What does the Bulk API do when it encounters locks?

A
  1. Waits a few seconds for the lock to be released
  2. If lock is not released, the records is marked as failed
  3. If there are problems acquiring locks for more than 100 records in the batch, the remainder of the batch is put back in the queue and will be tried again later.
  4. When a batch is reprocessed, records that are marked as failed will not be retried.

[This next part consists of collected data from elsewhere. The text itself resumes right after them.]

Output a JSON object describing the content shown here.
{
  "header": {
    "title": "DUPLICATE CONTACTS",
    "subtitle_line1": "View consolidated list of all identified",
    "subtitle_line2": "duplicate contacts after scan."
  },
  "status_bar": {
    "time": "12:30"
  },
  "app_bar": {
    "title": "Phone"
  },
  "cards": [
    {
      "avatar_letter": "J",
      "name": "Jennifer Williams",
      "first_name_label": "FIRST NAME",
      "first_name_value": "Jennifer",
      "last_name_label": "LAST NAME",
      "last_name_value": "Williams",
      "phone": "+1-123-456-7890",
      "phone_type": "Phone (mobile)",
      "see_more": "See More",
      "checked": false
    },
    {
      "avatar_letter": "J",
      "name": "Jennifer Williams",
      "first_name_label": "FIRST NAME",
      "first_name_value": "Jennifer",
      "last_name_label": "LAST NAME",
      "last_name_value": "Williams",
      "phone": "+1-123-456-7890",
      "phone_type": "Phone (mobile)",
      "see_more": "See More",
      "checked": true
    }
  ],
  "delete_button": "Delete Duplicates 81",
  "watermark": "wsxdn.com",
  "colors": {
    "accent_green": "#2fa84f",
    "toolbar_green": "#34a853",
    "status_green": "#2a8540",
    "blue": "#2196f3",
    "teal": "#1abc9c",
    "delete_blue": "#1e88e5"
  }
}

Resubmit these in a separate batch to have them processed
  5. The batch will be tried again up to 10 times before the batch is marked as failed
  6. As some records have succeeded, you should check the results of the data load to confirm success/error details
37
Q

With respect to data loads, any batch job that takes longer than this amount of time is suspended and returned to the queue for later processing

A

10 minutes.

38
Q

With respect to data loads, how can you optimize batch sizes?

A

All batches should run in under 10 minutes. Start with 5000 records per batch and adjust accordingly based on the processing time. If processing time is more than 5 minutes, reduce the batch size. If it takes only a few seconds, increase the batch size. And so on. If you get a timeout error, split your batches into smaller batches.